Las conclusiones del informe de OCDE son contundentes: Argentina debe implementar acciones preventivas, con un enfoque sistémico, integral, cruzado por la utilización de la tecnología, la articulación de los organismos de control que hoy funcionan sin coordinación, incorporando al sector privado (el otro jugador clave en el partido de la corrupción) y fomentando la participación de la ciudadanía. Además, el equipo de OCDE señaló, especialmente, dos cosas: la falta de políticas de integridad en el Poder Judicial y la debilidad estructural para atender los conflictos de interés, ambas cuestiones de rigurosa actualidad. A nada de esto apunta ”Ficha limpia”.

Pero para muchos de quienes impulsan “Ficha limpia”, la única política anticorrupción posible es que Cristina Fernández de Kirchner vaya presa. Ahí empiezan y ahí terminan las acciones para enfrentar la corrupción.

Si alguien quisiera una discusión seria sobre la corrupción haría cualquier otra cosa menos promover esta ley, que apunta a tener consecuencias sólo en una franja de tiempo (entre la sentencia de Cámara y la de Corte) y para un minúsculo grupo de personas (las condenadas). Así, un análisis del escenario se presenta bastante claro. Entre quienes impulsan la ley, el propósito no es accionar contra la corrupción, sino tal vez quitar a alguien de la disputa electoral o bien apropiarse del discurso de la transparencia con fines estrictamente personales y políticos. Demagogia anticorrupción.

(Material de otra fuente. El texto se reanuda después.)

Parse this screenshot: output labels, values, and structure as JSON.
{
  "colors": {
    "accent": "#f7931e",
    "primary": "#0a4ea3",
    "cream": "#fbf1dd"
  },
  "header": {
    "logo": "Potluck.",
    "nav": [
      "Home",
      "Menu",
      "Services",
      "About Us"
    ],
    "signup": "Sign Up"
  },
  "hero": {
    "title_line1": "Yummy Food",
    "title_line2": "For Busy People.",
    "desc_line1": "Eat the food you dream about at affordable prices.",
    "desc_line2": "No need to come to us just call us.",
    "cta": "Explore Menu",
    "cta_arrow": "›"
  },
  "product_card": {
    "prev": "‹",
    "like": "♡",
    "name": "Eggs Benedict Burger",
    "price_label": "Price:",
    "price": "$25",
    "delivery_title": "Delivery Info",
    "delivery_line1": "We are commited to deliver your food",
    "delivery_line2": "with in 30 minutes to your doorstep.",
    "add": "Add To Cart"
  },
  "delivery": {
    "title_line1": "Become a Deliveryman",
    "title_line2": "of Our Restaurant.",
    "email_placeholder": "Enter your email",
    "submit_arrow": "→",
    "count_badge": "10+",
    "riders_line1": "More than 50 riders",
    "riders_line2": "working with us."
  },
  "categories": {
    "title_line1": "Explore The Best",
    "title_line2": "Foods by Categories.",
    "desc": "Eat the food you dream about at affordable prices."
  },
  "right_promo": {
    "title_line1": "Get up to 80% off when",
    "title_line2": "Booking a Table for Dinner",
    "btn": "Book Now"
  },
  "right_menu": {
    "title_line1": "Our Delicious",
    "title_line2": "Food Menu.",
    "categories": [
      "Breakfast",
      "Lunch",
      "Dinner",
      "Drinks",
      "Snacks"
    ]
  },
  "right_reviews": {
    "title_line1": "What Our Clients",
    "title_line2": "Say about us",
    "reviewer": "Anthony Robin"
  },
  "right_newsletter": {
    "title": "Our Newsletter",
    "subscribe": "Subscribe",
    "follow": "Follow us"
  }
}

¿Qué podría hacer el Congreso para enfrentar el flagelo de la corrupción? Sancionar una nueva Ley de Ética e Integridad Pública. Incorporar al sistema de controles a jueces y fiscales y robustecer los muy laxos que ya existen para los legisladores. Establecer reglas más estrictas para los casos de conflictos de interés. Sumar nuevas responsabilidades al sector privado. Implementar y mejorar, con la sanción de una norma, iniciativas preventivas que ya están funcionando.

Pero nada de esto ha pasado. Se llenó de humo el salón, otra vez. Los supuestos republicanos, mientras acuerdan leyes con lobby a cielo abierto por parte de empresarios inescrupulosos, gritan y hasta lagrimean en cámara una impostada indignación contra la corrupción. Y mientras eso pasa, el peronismo mudo, otra vez. Sin agenda propia en un tema que se encuentra, desde hace años entre los tres o cuatro que más les importan a los argentinos. Escondiendo la cabeza, como el avestruz, esperando que pase el temporal o aparezca un nuevo hecho escandaloso, lo cual no siempre ocurre. Como si no hablar del tema permitiera esquivar las consecuencias de un tema que se volvió tabú: la corrupción.

El discurso de la diputada nacional del PRO Silvia Lospennato en el Congreso cuando, al borde las lágrimas, veía que se incumplieron las promesas que le hicieran sobre aportar quórum para el proyecto de “Ficha limpia”, cumplió con todos los clichés de los discursos anticorrupción. Luego de ello tuvo un llamado del presidente Milei prometiendo que el proyecto no había muerto y a la distancia se abrazaban juntos. La conversación se publicaba al día siguiente en los grandes medios de comunicación. Mientras eso pasaba, el senador –autodefinido como oficialista- Edgardo Kueider planeaba un nuevo viaje a Paraguay para cruzar plata no declarada. Porque, sabemos, el tero pone los huevos en un lugar y grita en el otro.